Monday, May 15, 2023

Is it normal to get "rusty" at the piano?

 

Many people will say, if they've been away from the piano and from practicing for a while, that they are "rusty." It is assumed they mean that some of their skills or fluency have slipped backwards a bit. They could mean their physical agility (technique), or mental abilities (such as memory), or both. 

Is this normal? Should we assume this will happen to everyone who doesn't get to practice for a week, a month, a year?

If you have an injury, say a broken leg, and you don't use the leg for several months, the muscles will atrophy somewhat, and you will have to build them back up again. So you could be "rusty" at walking or running. The same would be true of your arms or hands. But short of muscle atrophy, it's hard to think of a scenario where your hands would get rusty, because we use them for so much and in so many ways. Yes, the piano uses them in different ways than other activities, but the muscles are still there. So what is really happening when you feel rusty?

First, we have to consider how long you've been playing the piano. If you're a beginner, and you lay off practicing for a month, you may slip backwards a noticeable amount. This has nothing to do with your actual muscles, but rather with the neural pathways in your motor cortex. The neural pathways, or "wiring," as I like to call it, have not been very well established, so they disappear. Everything that happens -- every skill you develop -- is happening in the brain. See my post titled "It's All (Neuro)Logical." When a new motor skill is performed with some degree of repetition, the pathway for that becomes more solid, more permanent. If you're a beginner, you just haven't had enough time to lay down a lot of wiring yet, so it's not surprising that it seems to disappear. 

If you've been at the piano for a number of years, certain skills or techniques, the ones you've used over and over again, should be pretty well established. So if you were able to play a scale fluently, for example, you shouldn't be losing that skill or getting rusty. 

Pianists who've been playing their whole lives -- decades, that is -- should not really get rusty at all. Our memory of a certain piece may slip if we don't play it often, but the wiring is still there; it just needs to be "woken up." 

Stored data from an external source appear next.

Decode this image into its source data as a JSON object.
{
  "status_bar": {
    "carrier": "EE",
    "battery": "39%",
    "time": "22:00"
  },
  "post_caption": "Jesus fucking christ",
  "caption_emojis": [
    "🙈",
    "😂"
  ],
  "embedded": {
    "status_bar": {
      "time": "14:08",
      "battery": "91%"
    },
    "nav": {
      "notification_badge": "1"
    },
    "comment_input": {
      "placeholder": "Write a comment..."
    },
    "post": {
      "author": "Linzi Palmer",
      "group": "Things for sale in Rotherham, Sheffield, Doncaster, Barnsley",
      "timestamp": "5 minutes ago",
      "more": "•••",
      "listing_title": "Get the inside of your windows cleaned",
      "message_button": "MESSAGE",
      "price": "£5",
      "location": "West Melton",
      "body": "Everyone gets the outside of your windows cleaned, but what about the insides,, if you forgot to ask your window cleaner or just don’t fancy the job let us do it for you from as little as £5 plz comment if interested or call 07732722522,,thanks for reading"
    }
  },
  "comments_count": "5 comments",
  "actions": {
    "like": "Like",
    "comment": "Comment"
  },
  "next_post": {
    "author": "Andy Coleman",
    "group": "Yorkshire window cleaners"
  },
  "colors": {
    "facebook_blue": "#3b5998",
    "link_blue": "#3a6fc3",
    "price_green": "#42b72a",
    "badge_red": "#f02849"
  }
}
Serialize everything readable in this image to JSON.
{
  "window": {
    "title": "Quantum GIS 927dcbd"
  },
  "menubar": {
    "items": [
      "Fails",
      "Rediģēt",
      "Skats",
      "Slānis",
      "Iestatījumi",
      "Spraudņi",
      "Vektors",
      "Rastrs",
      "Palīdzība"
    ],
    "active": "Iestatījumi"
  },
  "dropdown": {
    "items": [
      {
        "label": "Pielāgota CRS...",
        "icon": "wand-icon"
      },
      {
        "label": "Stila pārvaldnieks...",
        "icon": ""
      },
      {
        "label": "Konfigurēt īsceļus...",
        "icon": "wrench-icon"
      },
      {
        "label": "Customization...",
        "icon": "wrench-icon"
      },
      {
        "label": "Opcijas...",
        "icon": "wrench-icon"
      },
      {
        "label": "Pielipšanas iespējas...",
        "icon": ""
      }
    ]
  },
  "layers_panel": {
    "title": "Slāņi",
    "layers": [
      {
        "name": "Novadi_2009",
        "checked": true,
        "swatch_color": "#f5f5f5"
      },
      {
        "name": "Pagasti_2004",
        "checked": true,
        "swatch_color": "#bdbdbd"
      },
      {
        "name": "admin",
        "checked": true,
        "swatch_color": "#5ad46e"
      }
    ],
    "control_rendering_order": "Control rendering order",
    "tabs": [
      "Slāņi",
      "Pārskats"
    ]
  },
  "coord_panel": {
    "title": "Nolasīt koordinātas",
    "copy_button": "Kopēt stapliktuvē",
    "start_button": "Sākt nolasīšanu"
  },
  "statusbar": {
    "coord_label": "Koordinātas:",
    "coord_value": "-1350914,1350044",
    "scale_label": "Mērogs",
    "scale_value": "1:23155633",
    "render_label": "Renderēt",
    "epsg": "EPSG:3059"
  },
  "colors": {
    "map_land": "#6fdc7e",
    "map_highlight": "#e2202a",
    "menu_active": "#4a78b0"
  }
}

There is one big caveat here. If your technique is faulty, that is, you've learned to play in a way which is not natural for the hands and arms, you will get rusty more easily. If you ask your hands to do something which is awkward and causes strain, they will manage to do it, but they won't retain that skill as readily. This may include playing with excess strain and tension, lifting the fingers too high, and many other movements that rely on muscle strength rather than coordination. That is why you'd have to keep practicing that skill over and over, even when you thought you'd mastered it. But unfortunately, if that skill falls off and you have no other skill to replace it, you are left with nothing. 

Many students learn their pieces at a very superficial level. They think if they have developed the muscle memory for the piece, that they "know" it. But to really know the music at a deeper level requires knowing it at the auditory level, meaning you just really know how it sounds. You may think "of course I know how it sounds!" But try transposing it, or even just a snippet of it, or even just the melody, and you will see that your ear doesn't really know it. Constantly working on the ear, through transposing and other means, will enable you to know your music at a much deeper level. Muscle memory is the first "memory" to be acquired, and the first to be lost. Ear memory can last forever.

And last, but certainly not least, you must always play with emotional involvement. Many studies have shown that we learn faster (any subject, not just music) and remember longer when we are emotionally engaged with the material. Having your emotions involved sort of super-charges the brain. If you play mechanically, thinking you just need to "learn the notes," you will find the learning is at a superficial level, and you will not retain it. 

If you find yourself using the excuse that you haven't practiced in a while and are "rusty," you may need to re-evaluate some, or all, your methods of learning.